Minh and I are fairly local to one another, though I’ve lived in Santa Cruz for decades and have driven this road hundreds if not thousands of times. I’ll explain that there is a lot of history of this road being tagged with various tags over OSM’s nearly two decades. We are talking about the segment from Santa Cruz’ Swift Street westerly (logical north), including the signalized intersection at Western Drive, all the way to Ridgeway Drive / Fairway Drive (Pacifica), where north of there the road becomes signed, de facto, de jure freeway.
As “trunk” became re-defined since we now call it more-logical-to-network (rather than with physical characteristics) and “expressway” became a newer tag to express “high-speed travel” (among other characteristics), tagging this road in OSM has always been difficult. More so now that our own wiki for expressway states “expressway tagging can be somewhat subjective.” Yes: here we go again.

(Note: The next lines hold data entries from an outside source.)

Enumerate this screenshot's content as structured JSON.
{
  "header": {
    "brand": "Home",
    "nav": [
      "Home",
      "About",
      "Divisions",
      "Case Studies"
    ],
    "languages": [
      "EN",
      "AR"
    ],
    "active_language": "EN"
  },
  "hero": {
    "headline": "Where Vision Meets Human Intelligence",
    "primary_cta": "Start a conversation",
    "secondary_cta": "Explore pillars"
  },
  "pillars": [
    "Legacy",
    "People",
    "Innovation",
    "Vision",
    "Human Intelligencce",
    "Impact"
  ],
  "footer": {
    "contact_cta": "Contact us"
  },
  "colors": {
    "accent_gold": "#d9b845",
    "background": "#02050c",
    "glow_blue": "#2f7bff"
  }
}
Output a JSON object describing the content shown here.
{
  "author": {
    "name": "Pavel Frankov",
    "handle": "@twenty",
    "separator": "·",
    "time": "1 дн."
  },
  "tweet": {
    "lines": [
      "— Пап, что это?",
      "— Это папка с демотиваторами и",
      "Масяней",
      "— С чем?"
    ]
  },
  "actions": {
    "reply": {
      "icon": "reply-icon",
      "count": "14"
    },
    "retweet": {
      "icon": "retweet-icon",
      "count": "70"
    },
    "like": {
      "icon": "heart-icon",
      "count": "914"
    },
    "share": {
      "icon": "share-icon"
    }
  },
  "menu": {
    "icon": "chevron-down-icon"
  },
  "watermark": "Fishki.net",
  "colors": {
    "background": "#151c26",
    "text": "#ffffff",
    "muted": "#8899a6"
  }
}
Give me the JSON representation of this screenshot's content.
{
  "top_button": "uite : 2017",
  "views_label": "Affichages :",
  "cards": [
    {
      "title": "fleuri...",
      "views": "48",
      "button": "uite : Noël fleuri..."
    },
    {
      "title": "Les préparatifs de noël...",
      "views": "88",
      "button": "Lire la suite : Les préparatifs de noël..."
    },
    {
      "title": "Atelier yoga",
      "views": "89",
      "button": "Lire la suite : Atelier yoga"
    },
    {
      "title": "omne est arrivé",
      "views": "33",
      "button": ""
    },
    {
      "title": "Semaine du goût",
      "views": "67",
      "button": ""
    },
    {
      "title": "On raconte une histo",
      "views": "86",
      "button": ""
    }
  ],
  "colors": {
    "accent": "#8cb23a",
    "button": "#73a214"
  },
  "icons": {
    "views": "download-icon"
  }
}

This is a higher-speed rural road connecting cities (Santa Cruz <=> the southern reaches of San Francisco’s urban areas), with some “villages” (Davenport, Montara, Moss Beach, Granada…) and at least two “towns” (Half Moon Bay, Pacifica as definitions seem to allow extents to continue that far) along the way. By “higher-speed,” I believe the speed limit along much or most of it is 55 MPH, although there may be some 60 or 65 segments. When traffic is light, I find traffic at even higher speeds (70 MPH is not uncommon, though of course, that risks a speeding ticket; my point is that the road is capable of those speeds, and even those much higher than that; I invoke my 5th amendment right against self-incrimination to not say more).
Yes, the road is two-lane and undivided for much of its length, though there are segments where it is three-lane (a passing lane on one side) or even four-lane, but seldom with center median. Much of the reason I tagged this expressway=yes is to characterize the very different nature of the road between “in Santa Cruz” (Mission Street between Swift and Chestnut) and “outside of Santa Cruz.” (Strict city limits are not what I mean by that). “In” Santa Cruz, the road is a congested, lower-speed trunk that defines “Westside commercial district” (Swift to Laurel) and “Westside professional district” (Laurel to Chestnut). To be specific, when traveling logical north / physical west, the difference between Mission @ Swift (a 25 MPH, four lane “business district” trunk road) drastically changes after the signal at Swift (even to the signal at Western and beyond): it “opens up” in width and becomes a 50 MPH (at least) higher-speed road for the next 70 or so miles, with a few exceptions (like through Davenport, where the character of the road doesn’t dramatically change, but the speed limit “through the village” drops to 35 MPH). That makes it worthy of an expressway=yes tag.
Yes, Hwy 1 here is 100% certainly characterizable an expressway between Chestnut and River (in Santa Cruz); this is known locally as “the Bypass” and has a speed limit of 40 MPH (recently down from 45), but it isn’t the legally-defined freeway further east (logical south) of River Street. But, the segment “through town” (Chestnut to Swift) is most certainly not expressway, so it isn’t tagged that. West (north) of Swift I have tagged this expressway=yes, because it is a higher-speed road that fundamentally changes at the boundary of Swift Street.
I have mixed feelings about removing expressway=yes from these 70 or so miles of road. We would lose the fundamentally-different characteristic of the road as it exists “in” and “out” of Santa Cruz (where it quite radically changes in nature at Swift Street) and OSM would also have no other way of characterizing it as a fundamentally high-speed road, distinct from low-speed “in town.” Mmmm, if we were to better tag with speed limits here, that would help. Though, I want to hear (read) what others continue to say here, as all of this is quite a lot, and I’ve always had some difficulty tagging Hwy 1 between Pacifica and Santa Cruz (including IN Santa Cruz as Mission Street). Thanks for good dialog.